European stocks continue with their steady advance as many countries within the Eurozone ease their containment restrictions. The rally is further supported by the underlying trends in the global stock market.
US tech stocks are continuously rising as investors bet on the robustness of the ongoing economic recovery. A positive spillover effect is being felt in the Eurozone, and major European stocks are also steadily rising as a consequence.
The German DAX index, which comprises the blue chip stocks of the EU's biggest economy, has advanced quite substantially since the market rout in late-March, and since our last analysis of the index.
Presently, the index is consolidating just below the psychologically important resistance level at 13000.00. Subdued price action just below such a significant price level indicates preparation in the market for a test of the level's strength.
In other words, the underlying fundamentals are likely to prompt heightened trading activity in the following days, which, in turn, is going to bolster the market volatility, and propel the DAX towards the aforementioned resistance level. Depending on the strength of the bullish commitment in the market, a significant breakout above set level is quite possible.
That is why today's analysis is dedicated to examining the behaviour of this short-term consolidation range that is forming just below the resistance.
As can be seen on the daily chart below, the aforementioned bullish run is encompassed within the boundaries of a massive ascending channel. Moreover, the price action is currently threading just above the channel's lower edge, and close to the major resistance level at 13000.00. These two factors are signalling a likely surge in volatility, as the market prepares for a breakout in the immediate future.
The importance of the psychologically significant resistance at 13000.00 is further bolstered by the fact that it had previously served as a prominent support level, as demonstrated by the green rectangle.
In addition to the aforementioned fundamentals, the expectations for a major breakout are further supported by the fact that the bullish run is developing as a classic 1-5 impulse wave pattern, which is postulated by the Elliott Wave Theory.
In other words, the broader 1-5 pattern (in blue) needs to establish an additional 4-5 impulse leg before it can be concluded. The fact that the previous impulse (2-3) reached a peak just below the 13000.00 resistance level supports the expectations of a breakout above set level.
Nevertheless, in case that the underlying fundamental factors were to change suddenly, which would undoubtedly affect the prevailing market sentiment, the bullish trend could then be temporarily suspended. A bearish correction towards the 61.8 per cent Fibonacci retracement level at 11679.273 would then be possible.

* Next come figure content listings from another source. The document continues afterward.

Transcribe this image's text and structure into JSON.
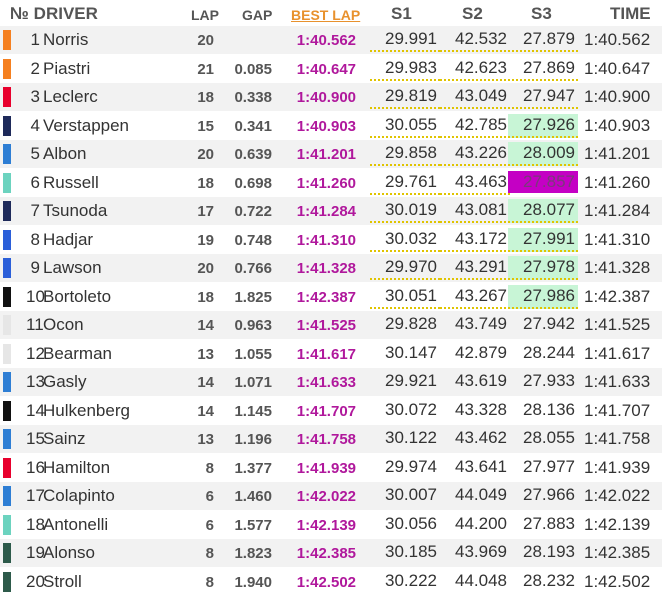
{
  "header": {
    "no": "№ DRIVER",
    "lap": "LAP",
    "gap": "GAP",
    "best": "BEST LAP",
    "s1": "S1",
    "s2": "S2",
    "s3": "S3",
    "time": "TIME"
  },
  "colors": {
    "best_lap": "#b0189c",
    "best_header": "#e8912d",
    "sector_green": "#c8f5d6",
    "sector_purple": "#c400c4",
    "dotted_underline": "#e0c400"
  },
  "rows": [
    {
      "pos": "1",
      "driver": "Norris",
      "lap": "20",
      "gap": "",
      "best": "1:40.562",
      "s1": "29.991",
      "s2": "42.532",
      "s3": "27.879",
      "time": "1:40.562",
      "team_color": "#f58020",
      "s1_dot": true,
      "s2_dot": true,
      "s3_dot": true,
      "s3_hl": ""
    },
    {
      "pos": "2",
      "driver": "Piastri",
      "lap": "21",
      "gap": "0.085",
      "best": "1:40.647",
      "s1": "29.983",
      "s2": "42.623",
      "s3": "27.869",
      "time": "1:40.647",
      "team_color": "#f58020",
      "s1_dot": true,
      "s2_dot": true,
      "s3_dot": true,
      "s3_hl": ""
    },
    {
      "pos": "3",
      "driver": "Leclerc",
      "lap": "18",
      "gap": "0.338",
      "best": "1:40.900",
      "s1": "29.819",
      "s2": "43.049",
      "s3": "27.947",
      "time": "1:40.900",
      "team_color": "#e8002d",
      "s1_dot": true,
      "s2_dot": true,
      "s3_dot": true,
      "s3_hl": ""
    },
    {
      "pos": "4",
      "driver": "Verstappen",
      "lap": "15",
      "gap": "0.341",
      "best": "1:40.903",
      "s1": "30.055",
      "s2": "42.785",
      "s3": "27.926",
      "time": "1:40.903",
      "team_color": "#1e2a5a",
      "s1_dot": true,
      "s2_dot": true,
      "s3_dot": true,
      "s3_hl": "green"
    },
    {
      "pos": "5",
      "driver": "Albon",
      "lap": "20",
      "gap": "0.639",
      "best": "1:41.201",
      "s1": "29.858",
      "s2": "43.226",
      "s3": "28.009",
      "time": "1:41.201",
      "team_color": "#2e7ed4",
      "s1_dot": true,
      "s2_dot": true,
      "s3_dot": true,
      "s3_hl": "green"
    },
    {
      "pos": "6",
      "driver": "Russell",
      "lap": "18",
      "gap": "0.698",
      "best": "1:41.260",
      "s1": "29.761",
      "s2": "43.463",
      "s3": "27.857",
      "time": "1:41.260",
      "team_color": "#6cd3bf",
      "s1_dot": true,
      "s2_dot": true,
      "s3_dot": false,
      "s3_hl": "purple"
    },
    {
      "pos": "7",
      "driver": "Tsunoda",
      "lap": "17",
      "gap": "0.722",
      "best": "1:41.284",
      "s1": "30.019",
      "s2": "43.081",
      "s3": "28.077",
      "time": "1:41.284",
      "team_color": "#1e2a5a",
      "s1_dot": true,
      "s2_dot": true,
      "s3_dot": true,
      "s3_hl": "green"
    },
    {
      "pos": "8",
      "driver": "Hadjar",
      "lap": "19",
      "gap": "0.748",
      "best": "1:41.310",
      "s1": "30.032",
      "s2": "43.172",
      "s3": "27.991",
      "time": "1:41.310",
      "team_color": "#2b5fd9",
      "s1_dot": true,
      "s2_dot": true,
      "s3_dot": true,
      "s3_hl": "green"
    },
    {
      "pos": "9",
      "driver": "Lawson",
      "lap": "20",
      "gap": "0.766",
      "best": "1:41.328",
      "s1": "29.970",
      "s2": "43.291",
      "s3": "27.978",
      "time": "1:41.328",
      "team_color": "#2b5fd9",
      "s1_dot": true,
      "s2_dot": true,
      "s3_dot": true,
      "s3_hl": "green"
    },
    {
      "pos": "10",
      "driver": "Bortoleto",
      "lap": "18",
      "gap": "1.825",
      "best": "1:42.387",
      "s1": "30.051",
      "s2": "43.267",
      "s3": "27.986",
      "time": "1:42.387",
      "team_color": "#111111",
      "s1_dot": true,
      "s2_dot": true,
      "s3_dot": true,
      "s3_hl": "green"
    },
    {
      "pos": "11",
      "driver": "Ocon",
      "lap": "14",
      "gap": "0.963",
      "best": "1:41.525",
      "s1": "29.828",
      "s2": "43.749",
      "s3": "27.942",
      "time": "1:41.525",
      "team_color": "#e6e6e6",
      "s1_dot": false,
      "s2_dot": false,
      "s3_dot": false,
      "s3_hl": ""
    },
    {
      "pos": "12",
      "driver": "Bearman",
      "lap": "13",
      "gap": "1.055",
      "best": "1:41.617",
      "s1": "30.147",
      "s2": "42.879",
      "s3": "28.244",
      "time": "1:41.617",
      "team_color": "#e6e6e6",
      "s1_dot": false,
      "s2_dot": false,
      "s3_dot": false,
      "s3_hl": ""
    },
    {
      "pos": "13",
      "driver": "Gasly",
      "lap": "14",
      "gap": "1.071",
      "best": "1:41.633",
      "s1": "29.921",
      "s2": "43.619",
      "s3": "27.933",
      "time": "1:41.633",
      "team_color": "#2e7ed4",
      "s1_dot": false,
      "s2_dot": false,
      "s3_dot": false,
      "s3_hl": ""
    },
    {
      "pos": "14",
      "driver": "Hulkenberg",
      "lap": "14",
      "gap": "1.145",
      "best": "1:41.707",
      "s1": "30.072",
      "s2": "43.328",
      "s3": "28.136",
      "time": "1:41.707",
      "team_color": "#111111",
      "s1_dot": false,
      "s2_dot": false,
      "s3_dot": false,
      "s3_hl": ""
    },
    {
      "pos": "15",
      "driver": "Sainz",
      "lap": "13",
      "gap": "1.196",
      "best": "1:41.758",
      "s1": "30.122",
      "s2": "43.462",
      "s3": "28.055",
      "time": "1:41.758",
      "team_color": "#2e7ed4",
      "s1_dot": false,
      "s2_dot": false,
      "s3_dot": false,
      "s3_hl": ""
    },
    {
      "pos": "16",
      "driver": "Hamilton",
      "lap": "8",
      "gap": "1.377",
      "best": "1:41.939",
      "s1": "29.974",
      "s2": "43.641",
      "s3": "27.977",
      "time": "1:41.939",
      "team_color": "#e8002d",
      "s1_dot": false,
      "s2_dot": false,
      "s3_dot": false,
      "s3_hl": ""
    },
    {
      "pos": "17",
      "driver": "Colapinto",
      "lap": "6",
      "gap": "1.460",
      "best": "1:42.022",
      "s1": "30.007",
      "s2": "44.049",
      "s3": "27.966",
      "time": "1:42.022",
      "team_color": "#2e7ed4",
      "s1_dot": false,
      "s2_dot": false,
      "s3_dot": false,
      "s3_hl": ""
    },
    {
      "pos": "18",
      "driver": "Antonelli",
      "lap": "6",
      "gap": "1.577",
      "best": "1:42.139",
      "s1": "30.056",
      "s2": "44.200",
      "s3": "27.883",
      "time": "1:42.139",
      "team_color": "#6cd3bf",
      "s1_dot": false,
      "s2_dot": false,
      "s3_dot": false,
      "s3_hl": ""
    },
    {
      "pos": "19",
      "driver": "Alonso",
      "lap": "8",
      "gap": "1.823",
      "best": "1:42.385",
      "s1": "30.185",
      "s2": "43.969",
      "s3": "28.193",
      "time": "1:42.385",
      "team_color": "#2d5a4a",
      "s1_dot": false,
      "s2_dot": false,
      "s3_dot": false,
      "s3_hl": ""
    },
    {
      "pos": "20",
      "driver": "Stroll",
      "lap": "8",
      "gap": "1.940",
      "best": "1:42.502",
      "s1": "30.222",
      "s2": "44.048",
      "s3": "28.232",
      "time": "1:42.502",
      "team_color": "#2d5a4a",
      "s1_dot": false,
      "s2_dot": false,
      "s3_dot": false,
      "s3_hl": ""
    }
  ]
}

The ADX indicator has been threading below the 25-point benchmark since the 17th of June, which is not that surprising given the recent termination of the 3-4 retracement leg. The resulting concentration of the underlying price action within a relatively narrow range is also exhibiting common market behaviour. Overall, the observed conditions are favourable for the emergence of a new breakout.
Notice, however, that the Stochastic RSI reached the 'Overbought' extreme last week, but has subsequently started to depreciate. This behaviour indicates rising selling pressure in the short-term, which could potentially impede the further development of the bullish trend. Alternatively, this behaviour could also be interpreted as a momentary break before the buying pressure can start rising once again.
The 4H chart below confirms the existence of a marginal consolidation in the short-term. The price action appears to be forming a bullish pennant pattern, which commonly represents breaks in the development of a broader bullish trend. Such 'breaks' take place before the market resumes going further north. Usually, the price action has to make at least two points of contact with the Pennant's lower limit, coupled with one point of contact with its upper edge, before a substantial breakout can be formed.
Therefore, the price action could fall to the lower trend line (in red), which serves as the bottom limit of the Pennant, before such a breakout is attempted. For the time being the price action is concentrated above the ascending channel's lower boundary, which could be enough for the market. In other words, the DAX does not necessarily have to fall to the lower extreme of the Pennant before a breakout is established.
The 20-day MA (in orange) is currently threading above the 30-day MA (in purple), which, in turn, is threading above the 50-day MA (in blue). This correlation between the three moving averages is demonstrative of a solid bullish commitment in the market. For as long as this relationship is maintained, no substantial bearish corrections are likely to emerge.
The minor support level at 12400.00, which is represented on the hourly chart below, currently coincides with the pitchfan tool's lowest edge. This convergence represents the lowest possible level that the price action could sink to in the very-short-term before any support can be found.
Meanwhile, the price action remains trading above the 50-day MA (in blue) and the 30-day MA (in purple), which is evocative of strong bullish commitment. This is further supported by the manner in which the price action rebounded at today's market open – the bearish Marabozu candlestick from yesterday's close was quickly invalidated by the big positive gap at today's open.
Finally, the MACD indicator recently formed a bullish crossover, which substantiates the expectations for continuous appreciation, as the underlying bullish momentum rises in the short-term.
The DAX index looks poised to test the strength of the resistance level at 13000.00, which was last reached before the coronavirus crash. This is expected to lead to heightened volatility around set level, which could make trading unfavourable for more risk-averse traders.